Frage: Stark betroffen ist das Unternehmen seit Jahren durch den Nahost-Konflikt...

Röwekamp: ... und so mussten wir zwangsläufig unser Länderspektrum ändern. Nachdem Tunesien, Ägypten, Libanon und - das zweitwichtigste Reiseland - Syrien als Ziele weitgehend weggefallen sind, haben wir etwa Armenien und Iran stärker in den Blick genommen. Und wir bespielen einen für uns ganz neuen Markt: die Begleitung ausländischer Gruppen in Deutschland. Ein Thema da ist zum Beispiel das Reformationsgedenken 2017, wo etwa US-Amerikaner auf den Spuren Martin Luthers reisen wollen. Unser Know-how als Reiseplaner in diesem verwandten, aber doch anderen Bereich wird zunehmend gefragt.

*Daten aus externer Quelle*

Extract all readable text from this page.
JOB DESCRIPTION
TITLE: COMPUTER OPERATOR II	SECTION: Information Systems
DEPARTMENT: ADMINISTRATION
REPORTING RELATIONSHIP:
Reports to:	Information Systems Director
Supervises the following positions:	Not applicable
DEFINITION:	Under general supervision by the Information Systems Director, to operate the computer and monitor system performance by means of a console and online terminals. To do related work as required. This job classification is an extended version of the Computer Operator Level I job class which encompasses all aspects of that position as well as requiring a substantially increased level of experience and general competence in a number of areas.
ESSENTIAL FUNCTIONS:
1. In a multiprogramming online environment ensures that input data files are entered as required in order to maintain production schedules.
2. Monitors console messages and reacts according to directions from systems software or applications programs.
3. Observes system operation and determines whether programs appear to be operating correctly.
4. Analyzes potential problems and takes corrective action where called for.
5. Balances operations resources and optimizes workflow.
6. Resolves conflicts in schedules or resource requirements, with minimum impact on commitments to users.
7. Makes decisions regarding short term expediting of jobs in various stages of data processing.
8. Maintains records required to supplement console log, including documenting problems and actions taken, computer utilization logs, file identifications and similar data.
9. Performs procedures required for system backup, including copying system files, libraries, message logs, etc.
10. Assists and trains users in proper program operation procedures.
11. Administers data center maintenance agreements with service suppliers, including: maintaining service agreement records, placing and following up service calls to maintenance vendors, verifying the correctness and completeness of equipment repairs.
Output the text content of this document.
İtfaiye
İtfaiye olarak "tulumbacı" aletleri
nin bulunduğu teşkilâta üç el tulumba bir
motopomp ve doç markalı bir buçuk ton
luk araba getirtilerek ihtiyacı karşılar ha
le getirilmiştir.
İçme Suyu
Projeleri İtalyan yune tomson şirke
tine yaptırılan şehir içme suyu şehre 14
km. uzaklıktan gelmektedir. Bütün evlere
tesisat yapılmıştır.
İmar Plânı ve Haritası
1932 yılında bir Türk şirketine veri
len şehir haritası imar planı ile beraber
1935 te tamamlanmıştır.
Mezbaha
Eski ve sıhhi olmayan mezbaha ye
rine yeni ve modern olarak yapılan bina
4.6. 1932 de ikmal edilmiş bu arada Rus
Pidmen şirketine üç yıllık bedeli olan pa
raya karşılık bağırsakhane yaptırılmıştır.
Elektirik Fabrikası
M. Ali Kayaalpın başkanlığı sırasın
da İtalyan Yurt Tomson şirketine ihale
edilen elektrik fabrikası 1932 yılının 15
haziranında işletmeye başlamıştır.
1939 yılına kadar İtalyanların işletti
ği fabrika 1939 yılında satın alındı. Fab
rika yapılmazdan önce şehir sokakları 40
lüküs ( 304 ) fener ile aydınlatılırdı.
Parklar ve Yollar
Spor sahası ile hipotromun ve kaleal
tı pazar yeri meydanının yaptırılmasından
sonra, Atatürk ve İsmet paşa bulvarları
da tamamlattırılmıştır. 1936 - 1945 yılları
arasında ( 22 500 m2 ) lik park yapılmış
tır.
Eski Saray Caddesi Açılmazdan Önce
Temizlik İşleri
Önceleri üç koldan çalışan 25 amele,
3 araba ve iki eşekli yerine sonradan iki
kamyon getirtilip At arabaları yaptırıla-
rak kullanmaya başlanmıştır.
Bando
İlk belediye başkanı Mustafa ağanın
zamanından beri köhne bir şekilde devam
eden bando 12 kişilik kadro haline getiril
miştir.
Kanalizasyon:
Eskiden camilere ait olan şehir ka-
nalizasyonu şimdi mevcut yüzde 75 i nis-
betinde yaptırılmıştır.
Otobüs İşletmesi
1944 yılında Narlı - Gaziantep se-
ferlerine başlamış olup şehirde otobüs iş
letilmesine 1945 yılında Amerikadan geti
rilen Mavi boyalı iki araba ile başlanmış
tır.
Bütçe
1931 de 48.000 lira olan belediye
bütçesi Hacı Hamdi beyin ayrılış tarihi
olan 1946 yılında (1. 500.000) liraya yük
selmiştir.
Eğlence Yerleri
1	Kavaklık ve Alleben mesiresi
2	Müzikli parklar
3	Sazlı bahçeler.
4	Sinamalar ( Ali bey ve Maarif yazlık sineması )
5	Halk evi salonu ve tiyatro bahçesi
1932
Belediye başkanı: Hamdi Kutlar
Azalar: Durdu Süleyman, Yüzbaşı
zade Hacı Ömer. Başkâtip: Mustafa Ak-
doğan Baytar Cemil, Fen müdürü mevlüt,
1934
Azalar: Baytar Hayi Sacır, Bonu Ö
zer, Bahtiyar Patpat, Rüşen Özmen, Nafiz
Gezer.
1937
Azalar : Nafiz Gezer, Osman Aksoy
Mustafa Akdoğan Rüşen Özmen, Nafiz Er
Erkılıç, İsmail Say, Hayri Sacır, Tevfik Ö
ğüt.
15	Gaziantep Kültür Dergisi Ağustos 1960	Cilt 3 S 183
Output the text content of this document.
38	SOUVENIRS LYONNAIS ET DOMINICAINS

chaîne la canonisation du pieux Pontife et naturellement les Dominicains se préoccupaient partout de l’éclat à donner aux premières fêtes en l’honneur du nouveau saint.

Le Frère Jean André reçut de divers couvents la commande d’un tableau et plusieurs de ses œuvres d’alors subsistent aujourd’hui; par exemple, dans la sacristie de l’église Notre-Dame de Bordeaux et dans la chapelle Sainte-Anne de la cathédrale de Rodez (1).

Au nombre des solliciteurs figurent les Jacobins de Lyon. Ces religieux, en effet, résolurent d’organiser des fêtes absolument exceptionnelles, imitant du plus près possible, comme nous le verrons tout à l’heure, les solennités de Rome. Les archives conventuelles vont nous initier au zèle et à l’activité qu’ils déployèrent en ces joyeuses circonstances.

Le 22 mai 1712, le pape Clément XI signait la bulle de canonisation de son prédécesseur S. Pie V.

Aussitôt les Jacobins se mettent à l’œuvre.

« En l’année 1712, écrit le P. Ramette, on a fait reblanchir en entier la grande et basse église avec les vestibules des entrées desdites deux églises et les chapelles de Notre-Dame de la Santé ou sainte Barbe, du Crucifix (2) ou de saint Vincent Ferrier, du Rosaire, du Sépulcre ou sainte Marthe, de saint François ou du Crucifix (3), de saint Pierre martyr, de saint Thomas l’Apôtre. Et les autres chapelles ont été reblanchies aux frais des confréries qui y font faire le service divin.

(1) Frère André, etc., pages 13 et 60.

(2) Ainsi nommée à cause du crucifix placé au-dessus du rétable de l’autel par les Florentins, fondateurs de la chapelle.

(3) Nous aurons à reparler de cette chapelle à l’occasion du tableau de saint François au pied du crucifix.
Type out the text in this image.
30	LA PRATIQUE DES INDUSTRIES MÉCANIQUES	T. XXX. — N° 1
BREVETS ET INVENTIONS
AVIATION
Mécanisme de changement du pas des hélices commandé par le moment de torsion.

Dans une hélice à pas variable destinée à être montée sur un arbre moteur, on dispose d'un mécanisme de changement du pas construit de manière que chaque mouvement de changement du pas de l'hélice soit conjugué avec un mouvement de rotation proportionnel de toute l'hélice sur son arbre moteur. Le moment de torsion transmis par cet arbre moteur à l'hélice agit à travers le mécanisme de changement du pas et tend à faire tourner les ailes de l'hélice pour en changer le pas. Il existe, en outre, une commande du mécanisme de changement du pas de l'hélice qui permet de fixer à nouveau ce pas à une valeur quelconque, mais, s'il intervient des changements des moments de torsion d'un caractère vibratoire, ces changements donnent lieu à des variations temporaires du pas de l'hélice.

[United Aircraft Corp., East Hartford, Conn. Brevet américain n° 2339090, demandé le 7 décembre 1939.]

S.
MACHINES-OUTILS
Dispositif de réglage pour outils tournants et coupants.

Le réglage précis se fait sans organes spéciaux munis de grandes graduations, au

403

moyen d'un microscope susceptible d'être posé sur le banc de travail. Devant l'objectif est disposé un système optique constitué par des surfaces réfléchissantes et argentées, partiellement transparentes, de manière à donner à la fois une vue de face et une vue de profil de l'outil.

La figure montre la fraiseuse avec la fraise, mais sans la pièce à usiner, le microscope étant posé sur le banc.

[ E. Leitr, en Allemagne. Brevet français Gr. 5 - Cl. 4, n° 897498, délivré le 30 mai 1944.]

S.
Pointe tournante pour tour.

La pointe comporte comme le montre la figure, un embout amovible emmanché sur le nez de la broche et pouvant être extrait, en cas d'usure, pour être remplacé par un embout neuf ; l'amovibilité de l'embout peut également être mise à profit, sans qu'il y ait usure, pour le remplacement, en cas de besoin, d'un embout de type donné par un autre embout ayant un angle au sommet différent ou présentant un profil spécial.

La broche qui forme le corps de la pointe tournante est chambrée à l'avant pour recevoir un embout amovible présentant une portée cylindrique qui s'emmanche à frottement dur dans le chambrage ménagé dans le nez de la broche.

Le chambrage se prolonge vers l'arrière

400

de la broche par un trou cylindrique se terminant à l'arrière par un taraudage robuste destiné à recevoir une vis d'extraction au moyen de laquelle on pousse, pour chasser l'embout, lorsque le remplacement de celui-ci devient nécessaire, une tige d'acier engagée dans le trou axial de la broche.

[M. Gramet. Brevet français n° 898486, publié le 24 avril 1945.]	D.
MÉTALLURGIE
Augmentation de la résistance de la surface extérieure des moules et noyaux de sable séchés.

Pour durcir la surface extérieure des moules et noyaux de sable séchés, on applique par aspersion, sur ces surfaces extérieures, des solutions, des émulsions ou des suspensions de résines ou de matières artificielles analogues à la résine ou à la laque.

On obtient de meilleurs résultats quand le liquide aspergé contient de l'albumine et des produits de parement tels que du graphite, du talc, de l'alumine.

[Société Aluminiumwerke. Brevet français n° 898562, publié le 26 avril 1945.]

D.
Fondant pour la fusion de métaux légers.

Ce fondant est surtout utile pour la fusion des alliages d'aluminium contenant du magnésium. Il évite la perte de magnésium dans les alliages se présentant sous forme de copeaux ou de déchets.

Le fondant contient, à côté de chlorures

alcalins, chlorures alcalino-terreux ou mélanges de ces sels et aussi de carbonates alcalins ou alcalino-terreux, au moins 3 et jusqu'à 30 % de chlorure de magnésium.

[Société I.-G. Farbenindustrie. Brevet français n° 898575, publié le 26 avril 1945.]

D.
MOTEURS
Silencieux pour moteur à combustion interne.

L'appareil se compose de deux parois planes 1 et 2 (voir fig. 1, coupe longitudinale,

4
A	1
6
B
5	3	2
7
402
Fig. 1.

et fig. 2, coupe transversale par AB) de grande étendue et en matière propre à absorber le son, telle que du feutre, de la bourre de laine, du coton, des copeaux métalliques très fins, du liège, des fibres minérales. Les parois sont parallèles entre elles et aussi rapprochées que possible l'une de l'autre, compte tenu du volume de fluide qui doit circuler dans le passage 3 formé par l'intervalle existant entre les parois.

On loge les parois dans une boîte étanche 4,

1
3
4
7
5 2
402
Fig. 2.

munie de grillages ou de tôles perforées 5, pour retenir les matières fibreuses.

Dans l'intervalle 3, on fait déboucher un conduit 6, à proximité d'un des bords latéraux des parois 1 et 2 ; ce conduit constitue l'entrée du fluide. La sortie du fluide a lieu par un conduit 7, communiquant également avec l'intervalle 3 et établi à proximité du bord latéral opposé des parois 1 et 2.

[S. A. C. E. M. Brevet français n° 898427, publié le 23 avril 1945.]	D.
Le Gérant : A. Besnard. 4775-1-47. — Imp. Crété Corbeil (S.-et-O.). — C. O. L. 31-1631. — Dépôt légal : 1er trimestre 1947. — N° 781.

„Kunst und Reisen sind die Punkte, an denen Religion noch mal neu und anders in Gespräch gebracht werden kann.“

—  Zitat: Georg Röwekamp

Frage: Welche Auswirkungen hatte der Hype, den Hape Kerkeling mit seinem Pilgerbuch zum Jakobsweg ausgelöst hat, für Ihre Reise-Angebote?

Röwekamp: Eher indirekte. Zwar ist das Pilgern jetzt sein Image als verstaubte kirchliche Angelegenheit los, aber das Pilgern in Form der Gruppenreise gilt seitdem als wenig authentisch. Da ist eher das Individuelle gefragt.

Frage: Wo sehen Sie Verbesserungsbedarf bei Biblische Reisen?

Röwekamp: Wir sind ein sehr gut funktionierendes ökumenisches Unternehmen, aber wir müssen unser Image 'gut, aber teuer' nachhaltig verändern. Dabei ist der Name Segen und Fluch zugleich. Mit einem offensiveren Marketing müssen wir auch ein anderes Publikum zu erreichen versuchen.

Frage: Was wird Ihre neue Aufgabe als Repräsentant des Deutschen Vereins vom Heiligen Land in Jerusalem ausmachen?

Röwekamp: Der Verein ist in einer sehr spannenden Region Träger einer Schule mit 500 palästinensischen Mädchen und eines Altenheims, ihm gehören zwei Klöster und zwei Gästehäuser. Da gibt es viel zu tun. Für mich erfüllt sich ein Traum, und es schließt sich ein Kreis: Ich kann da arbeiten, wo ich schon als Student gerne gelebt habe.